Welcome back to everyone who’s been following along on our progress during Tour de SOL. It’s been another event-filled week. We’ve shipped several fixes to issues identified over the past few days, while some issues remain outstanding as we expect them to take longer to fix.
PROGRESS ON CRITICAL BUGS
Certus Ones’ DoS Attack
For the first several days last week, we kept the network offline as we attempted to quickly fix the bug highlighted by Certus One’s successful DoS attack, however after working on it for several days we concluded that the fix would require some additional time and effort to be resolved. Therefore we decided to bring the network back up first:
- As we had several other fixes for other issues ready to be implemented
- Allow us to continue identifying more bugs
- With an agreement together with the Validator community that the DoS attack would be off-limits until advised otherwise
Other High-Priority Stability Issues
Outside of the attack mentioned above, we still have several other issues which we’ll be focusing on for the coming weeks:
- Snapshots loading very slowly: Snapshots are taking over 1000 slots to unpack and process across both TdS and SLP due to the large number of account files in them.
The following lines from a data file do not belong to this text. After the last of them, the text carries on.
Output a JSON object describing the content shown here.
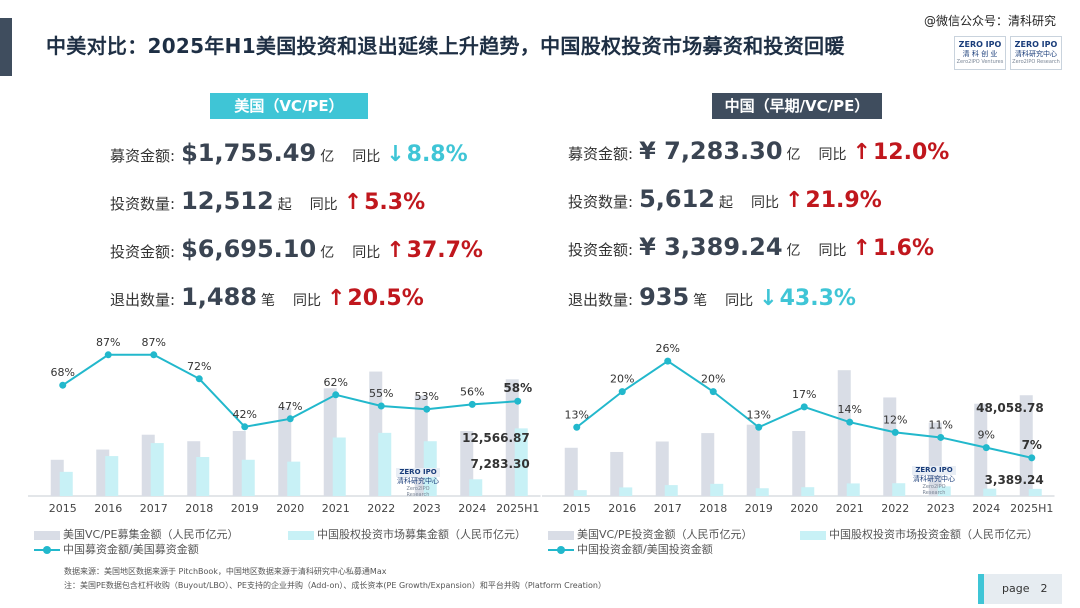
{
  "title": "中美对比：2025年H1美国投资和退出延续上升趋势，中国股权投资市场募资和投资回暖",
  "watermark": "@微信公众号：清科研究",
  "logos": [
    {
      "line1": "ZERO IPO",
      "line2": "清 科 创 业",
      "line3": "Zero2IPO Ventures"
    },
    {
      "line1": "ZERO IPO",
      "line2": "清科研究中心",
      "line3": "Zero2IPO Research"
    }
  ],
  "chart_logo": {
    "line1": "ZERO IPO",
    "line2": "清科研究中心",
    "line3": "Zero2IPO Research"
  },
  "us": {
    "tag": "美国（VC/PE）",
    "yoy_label": "同比",
    "kpis": [
      {
        "label": "募资金额:",
        "value": "$1,755.49",
        "unit": "亿",
        "direction": "down",
        "arrow": "↓",
        "change": "8.8%"
      },
      {
        "label": "投资数量:",
        "value": "12,512",
        "unit": "起",
        "direction": "up",
        "arrow": "↑",
        "change": "5.3%"
      },
      {
        "label": "投资金额:",
        "value": "$6,695.10",
        "unit": "亿",
        "direction": "up",
        "arrow": "↑",
        "change": "37.7%"
      },
      {
        "label": "退出数量:",
        "value": "1,488",
        "unit": "笔",
        "direction": "up",
        "arrow": "↑",
        "change": "20.5%"
      }
    ]
  },
  "cn": {
    "tag": "中国（早期/VC/PE）",
    "yoy_label": "同比",
    "kpis": [
      {
        "label": "募资金额:",
        "value": "¥ 7,283.30",
        "unit": "亿",
        "direction": "up",
        "arrow": "↑",
        "change": "12.0%"
      },
      {
        "label": "投资数量:",
        "value": "5,612",
        "unit": "起",
        "direction": "up",
        "arrow": "↑",
        "change": "21.9%"
      },
      {
        "label": "投资金额:",
        "value": "¥ 3,389.24",
        "unit": "亿",
        "direction": "up",
        "arrow": "↑",
        "change": "1.6%"
      },
      {
        "label": "退出数量:",
        "value": "935",
        "unit": "笔",
        "direction": "down",
        "arrow": "↓",
        "change": "43.3%"
      }
    ]
  },
  "colors": {
    "us_bar": "#d9dde6",
    "cn_bar": "#c8f1f6",
    "line": "#22b8cc",
    "up": "#c0171d",
    "down": "#3fc5d6",
    "tag_us": "#3fc5d6",
    "tag_cn": "#3f4d5e"
  },
  "chart_data": [
    {
      "type": "bar",
      "categories": [
        "2015",
        "2016",
        "2017",
        "2018",
        "2019",
        "2020",
        "2021",
        "2022",
        "2023",
        "2024",
        "2025H1"
      ],
      "series": [
        {
          "name": "美国VC/PE募集金额（人民币亿元）",
          "values": [
            3900,
            5000,
            6600,
            5900,
            7000,
            9500,
            11600,
            13400,
            10800,
            7000,
            12566.87
          ]
        },
        {
          "name": "中国股权投资市场募集金额（人民币亿元）",
          "values": [
            2600,
            4300,
            5700,
            4200,
            3900,
            3700,
            6300,
            6800,
            5900,
            1800,
            7283.3
          ]
        },
        {
          "name": "中国募资金额/美国募资金额",
          "type": "line",
          "values": [
            68,
            87,
            87,
            72,
            42,
            47,
            62,
            55,
            53,
            56,
            58
          ]
        }
      ],
      "data_labels": [
        "12,566.87",
        "7,283.30"
      ],
      "line_labels": [
        "68%",
        "87%",
        "87%",
        "72%",
        "42%",
        "47%",
        "62%",
        "55%",
        "53%",
        "56%",
        "58%"
      ]
    },
    {
      "type": "bar",
      "categories": [
        "2015",
        "2016",
        "2017",
        "2018",
        "2019",
        "2020",
        "2021",
        "2022",
        "2023",
        "2024",
        "2025H1"
      ],
      "series": [
        {
          "name": "美国VC/PE投资金额（人民币亿元）",
          "values": [
            23000,
            21000,
            26000,
            30000,
            34000,
            31000,
            60000,
            47000,
            35000,
            44000,
            48058.78
          ]
        },
        {
          "name": "中国股权投资市场投资金额（人民币亿元）",
          "values": [
            2800,
            4100,
            5200,
            5800,
            3700,
            4200,
            6000,
            6100,
            4600,
            3500,
            3389.24
          ]
        },
        {
          "name": "中国投资金额/美国投资金额",
          "type": "line",
          "values": [
            13,
            20,
            26,
            20,
            13,
            17,
            14,
            12,
            11,
            9,
            7
          ]
        }
      ],
      "data_labels": [
        "48,058.78",
        "3,389.24"
      ],
      "line_labels": [
        "13%",
        "20%",
        "26%",
        "20%",
        "13%",
        "17%",
        "14%",
        "12%",
        "11%",
        "9%",
        "7%"
      ]
    }
  ],
  "footnotes": [
    "数据来源：美国地区数据来源于 PitchBook，中国地区数据来源于清科研究中心私募通Max",
    "注：美国PE数据包含杠杆收购（Buyout/LBO）、PE支持的企业并购（Add-on）、成长资本(PE Growth/Expansion）和平台并购（Platform Creation）"
  ],
  "page": "page　2"
}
Thereby slowing down Validators from being able to quickly boot and restart
- Validators can accidentally fetch snapshots from delinquent Validators: When a validator comes up and looks for a snapshot over RPC, it can easily pick a delinquent validator and thus get a very old snapshot.
- Intermittent Consensus Issue
The cluster was restarted on the 12th of February with version v0.23.4, capturing fixes in the following areas:
- Gossip Network
We successfully upgraded the cluster with the new version the following day, and our bootstrap Validator node finally managed to distribute its stake to the rest of the cluster such that it represented less than 33% of the active stake.
We followed up with another version on the 14th of February with another update to rectify a long-standing out-of-memory issue that was affecting some Validators
As of today, the network is still down due to the issue mentioned above where Validators accidentally fetch snapshots from delinquent nodes. Until this is resolved we won’t be restarting the network just yet as it’ll likely cause the network to crash again after a few days.